Staffa is mainly famous not for the puffins but for its rock formation and cave. It is a geological island sister to the Giants Causeway in Northern Ireland and of course the similarity in rock formation has its own creation myth where the Irish hero Fingal traded blows with the Scottish giant Benandonner after a causeway had been created between Staffa and Ireland. Benandonner eventually was bested by Fingal and retreated to his cave on Staffa but the said same cave has now been immortalised as Fingal’s not Benandonner’s cave. I guess it’s another case of history always being written by the victors!
As we came in to dock on Staffa, the strains of Mendelssohn’s Hebrides Overture echoing round on loop in my head, we were told that we had around an hour to enjoy the island with an opportunity to go along a narrow rock hugging walkway to take a peek in Fingal’s Cave and/or take the steep winding steps up to the grassy top of the domed island and search out the puffins. Howard and I looked at each other and with barely a hesitation we said ‘Sod Fingal, let’s go find those puffins!!’

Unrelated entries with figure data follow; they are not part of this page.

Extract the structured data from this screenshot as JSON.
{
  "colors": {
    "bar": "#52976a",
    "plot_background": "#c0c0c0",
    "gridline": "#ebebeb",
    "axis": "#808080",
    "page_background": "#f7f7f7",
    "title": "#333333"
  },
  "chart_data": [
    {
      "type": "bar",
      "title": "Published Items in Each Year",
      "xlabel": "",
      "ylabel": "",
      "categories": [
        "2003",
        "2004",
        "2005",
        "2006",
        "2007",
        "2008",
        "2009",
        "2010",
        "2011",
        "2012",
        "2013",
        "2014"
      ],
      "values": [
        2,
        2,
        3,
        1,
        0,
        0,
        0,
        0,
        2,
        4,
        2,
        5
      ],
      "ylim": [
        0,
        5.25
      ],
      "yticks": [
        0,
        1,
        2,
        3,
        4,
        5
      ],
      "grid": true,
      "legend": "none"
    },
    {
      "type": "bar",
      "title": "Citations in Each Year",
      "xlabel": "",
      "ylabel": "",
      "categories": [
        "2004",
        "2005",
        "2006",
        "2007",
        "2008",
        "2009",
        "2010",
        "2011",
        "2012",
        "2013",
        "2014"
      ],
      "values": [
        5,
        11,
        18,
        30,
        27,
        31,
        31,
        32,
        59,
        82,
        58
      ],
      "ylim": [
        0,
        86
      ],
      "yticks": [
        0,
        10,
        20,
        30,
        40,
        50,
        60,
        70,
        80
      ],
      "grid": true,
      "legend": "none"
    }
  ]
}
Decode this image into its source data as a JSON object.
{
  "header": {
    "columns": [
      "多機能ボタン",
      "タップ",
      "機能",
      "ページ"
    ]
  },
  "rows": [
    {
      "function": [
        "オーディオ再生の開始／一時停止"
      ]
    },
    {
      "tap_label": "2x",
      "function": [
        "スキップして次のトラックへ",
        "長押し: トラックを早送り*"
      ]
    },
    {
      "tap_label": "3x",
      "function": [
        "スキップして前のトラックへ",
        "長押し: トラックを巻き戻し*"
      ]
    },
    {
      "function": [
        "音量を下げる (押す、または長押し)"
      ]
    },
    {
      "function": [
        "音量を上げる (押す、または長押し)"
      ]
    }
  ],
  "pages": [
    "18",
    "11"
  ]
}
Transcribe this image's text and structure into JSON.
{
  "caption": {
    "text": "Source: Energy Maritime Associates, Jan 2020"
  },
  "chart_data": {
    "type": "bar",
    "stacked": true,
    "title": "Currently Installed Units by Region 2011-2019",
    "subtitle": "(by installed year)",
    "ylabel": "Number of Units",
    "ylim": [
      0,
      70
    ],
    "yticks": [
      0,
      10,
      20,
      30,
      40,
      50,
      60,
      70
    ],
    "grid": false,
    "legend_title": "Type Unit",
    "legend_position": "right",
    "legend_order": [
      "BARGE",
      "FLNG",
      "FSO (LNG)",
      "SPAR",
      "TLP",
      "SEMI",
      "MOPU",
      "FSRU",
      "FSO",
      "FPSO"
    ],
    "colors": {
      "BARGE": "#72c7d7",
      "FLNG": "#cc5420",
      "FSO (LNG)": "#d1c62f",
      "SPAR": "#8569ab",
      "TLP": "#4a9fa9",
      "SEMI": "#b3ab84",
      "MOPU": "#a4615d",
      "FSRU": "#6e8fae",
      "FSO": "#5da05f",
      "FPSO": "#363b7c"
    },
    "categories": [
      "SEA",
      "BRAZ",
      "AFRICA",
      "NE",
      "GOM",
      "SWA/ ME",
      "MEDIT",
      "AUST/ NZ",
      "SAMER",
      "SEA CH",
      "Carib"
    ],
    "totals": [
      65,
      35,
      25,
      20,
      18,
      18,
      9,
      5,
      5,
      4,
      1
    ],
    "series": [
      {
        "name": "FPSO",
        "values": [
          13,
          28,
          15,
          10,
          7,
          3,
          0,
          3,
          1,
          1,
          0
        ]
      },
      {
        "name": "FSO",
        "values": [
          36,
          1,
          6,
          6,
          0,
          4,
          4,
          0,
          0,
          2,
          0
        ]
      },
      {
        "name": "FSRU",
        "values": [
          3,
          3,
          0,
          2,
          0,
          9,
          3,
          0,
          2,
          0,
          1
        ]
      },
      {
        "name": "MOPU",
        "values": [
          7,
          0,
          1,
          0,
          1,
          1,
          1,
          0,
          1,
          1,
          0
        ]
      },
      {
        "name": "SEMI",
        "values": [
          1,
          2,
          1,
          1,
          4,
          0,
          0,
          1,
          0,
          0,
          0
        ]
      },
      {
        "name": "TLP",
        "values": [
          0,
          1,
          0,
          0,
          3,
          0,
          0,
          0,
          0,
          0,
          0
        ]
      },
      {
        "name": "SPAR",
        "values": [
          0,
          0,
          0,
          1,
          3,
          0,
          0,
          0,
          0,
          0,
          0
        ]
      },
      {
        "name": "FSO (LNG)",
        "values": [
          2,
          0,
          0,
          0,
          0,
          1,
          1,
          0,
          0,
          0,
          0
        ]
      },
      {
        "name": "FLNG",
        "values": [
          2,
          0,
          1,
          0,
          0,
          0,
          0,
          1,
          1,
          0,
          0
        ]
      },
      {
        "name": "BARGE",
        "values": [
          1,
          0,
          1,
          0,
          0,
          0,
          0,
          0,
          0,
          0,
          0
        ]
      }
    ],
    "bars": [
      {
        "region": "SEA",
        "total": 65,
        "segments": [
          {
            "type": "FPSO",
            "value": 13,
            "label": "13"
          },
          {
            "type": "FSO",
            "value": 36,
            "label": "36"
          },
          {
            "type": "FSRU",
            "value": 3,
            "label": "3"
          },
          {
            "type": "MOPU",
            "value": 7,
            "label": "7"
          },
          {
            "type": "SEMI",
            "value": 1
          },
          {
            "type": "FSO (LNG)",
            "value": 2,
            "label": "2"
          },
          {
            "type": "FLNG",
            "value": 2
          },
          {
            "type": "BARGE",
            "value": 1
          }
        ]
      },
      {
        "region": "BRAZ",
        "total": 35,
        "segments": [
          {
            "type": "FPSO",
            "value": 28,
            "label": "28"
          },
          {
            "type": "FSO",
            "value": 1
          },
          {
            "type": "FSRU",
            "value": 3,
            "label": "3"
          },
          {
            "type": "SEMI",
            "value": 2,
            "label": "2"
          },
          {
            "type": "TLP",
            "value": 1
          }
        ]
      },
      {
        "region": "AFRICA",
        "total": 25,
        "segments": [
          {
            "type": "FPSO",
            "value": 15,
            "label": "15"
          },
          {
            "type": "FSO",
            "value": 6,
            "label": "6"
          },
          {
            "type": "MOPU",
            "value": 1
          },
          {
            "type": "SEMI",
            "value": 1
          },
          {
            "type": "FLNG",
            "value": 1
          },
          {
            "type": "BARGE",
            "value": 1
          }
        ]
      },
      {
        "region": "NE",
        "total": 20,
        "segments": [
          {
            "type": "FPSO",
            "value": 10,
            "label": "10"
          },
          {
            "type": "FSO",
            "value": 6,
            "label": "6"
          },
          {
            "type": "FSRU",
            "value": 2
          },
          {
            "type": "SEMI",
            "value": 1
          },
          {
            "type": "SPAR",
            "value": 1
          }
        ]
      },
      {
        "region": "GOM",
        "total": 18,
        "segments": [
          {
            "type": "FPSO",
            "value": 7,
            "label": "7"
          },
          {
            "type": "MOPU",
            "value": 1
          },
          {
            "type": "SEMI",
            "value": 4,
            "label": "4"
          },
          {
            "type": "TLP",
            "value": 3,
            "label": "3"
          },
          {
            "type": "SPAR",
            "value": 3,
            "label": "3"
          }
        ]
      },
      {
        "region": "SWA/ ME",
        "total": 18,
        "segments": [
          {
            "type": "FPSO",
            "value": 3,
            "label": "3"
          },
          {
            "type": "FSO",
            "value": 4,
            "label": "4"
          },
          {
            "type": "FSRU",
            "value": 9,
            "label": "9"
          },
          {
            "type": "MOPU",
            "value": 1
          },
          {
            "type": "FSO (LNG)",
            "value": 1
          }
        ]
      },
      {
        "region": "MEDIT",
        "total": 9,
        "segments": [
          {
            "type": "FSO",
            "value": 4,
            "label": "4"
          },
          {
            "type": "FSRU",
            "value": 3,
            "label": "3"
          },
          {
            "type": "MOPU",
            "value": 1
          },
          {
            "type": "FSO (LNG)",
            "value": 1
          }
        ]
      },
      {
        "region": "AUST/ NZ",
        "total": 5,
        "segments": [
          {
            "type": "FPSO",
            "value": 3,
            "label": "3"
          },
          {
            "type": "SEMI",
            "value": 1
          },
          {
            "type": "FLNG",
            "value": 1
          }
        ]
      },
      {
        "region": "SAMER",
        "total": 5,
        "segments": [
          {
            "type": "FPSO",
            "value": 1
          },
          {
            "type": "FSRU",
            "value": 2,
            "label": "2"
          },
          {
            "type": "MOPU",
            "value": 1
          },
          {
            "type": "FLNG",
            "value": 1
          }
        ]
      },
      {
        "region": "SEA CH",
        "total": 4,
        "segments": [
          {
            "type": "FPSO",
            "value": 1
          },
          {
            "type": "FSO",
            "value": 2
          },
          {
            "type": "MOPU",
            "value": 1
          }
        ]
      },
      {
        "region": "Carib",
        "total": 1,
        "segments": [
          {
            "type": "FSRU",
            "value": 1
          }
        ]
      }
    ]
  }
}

Rarely has an hour passed by so quickly. We were totally captivated by these fantastic birds who provide endless free entertainment as they clumsily come in to land with bright orange feet splayed out in front of them. Great at fishing and not so great at flying. I want to shout ‘Incoming!’ as yet another one half crashes into the grass just a few metres away from where I sit watching with a stupid grin on my face. There are hundreds of them here and as we humans keep the dreaded gannet predators away, they’re quite happy to do their thing so close to us and certainly don’t feel precious about their space. I was never much of a bird fan until I did a trip to Costa Rica a few years ago where there is some simply amazing birdlife which totally won me over to our feathered friends. I have to say though that no other bird has brought me so much simple joy as the little plump puffin!
All too soon it was time to get back on the boat and our last island hop was to Iona. This is often described as the place where the christian faith first came to Scotland when St Columba and his small band of followers came there in 563AD. Today the faith of those first monks lives on in the Iona community at the abbey which now stands on the site of St Columba’s first church. The community welcomes many people to the island to join with them in their worship. Thousands of others come to Iona every year to spend perhaps, like us, just a couple of hours on the island enjoying the peace that it offers and the sense of a connection to the simple, loving faith together with its strong ties to the natural world that lies at the heart of the Celtic Christianity that St Columba brought to these shores.
As we headed back to the mainland, feeling a little wind and sunburnt from being out on the water and the islands all day, I felt a sense of warm contentment. In those lovely little black and orange birds and in the meditative tranquillity of Iona we had really experienced the fullness of life and that brings the best thing of all – a wonderful smiling, happy memory.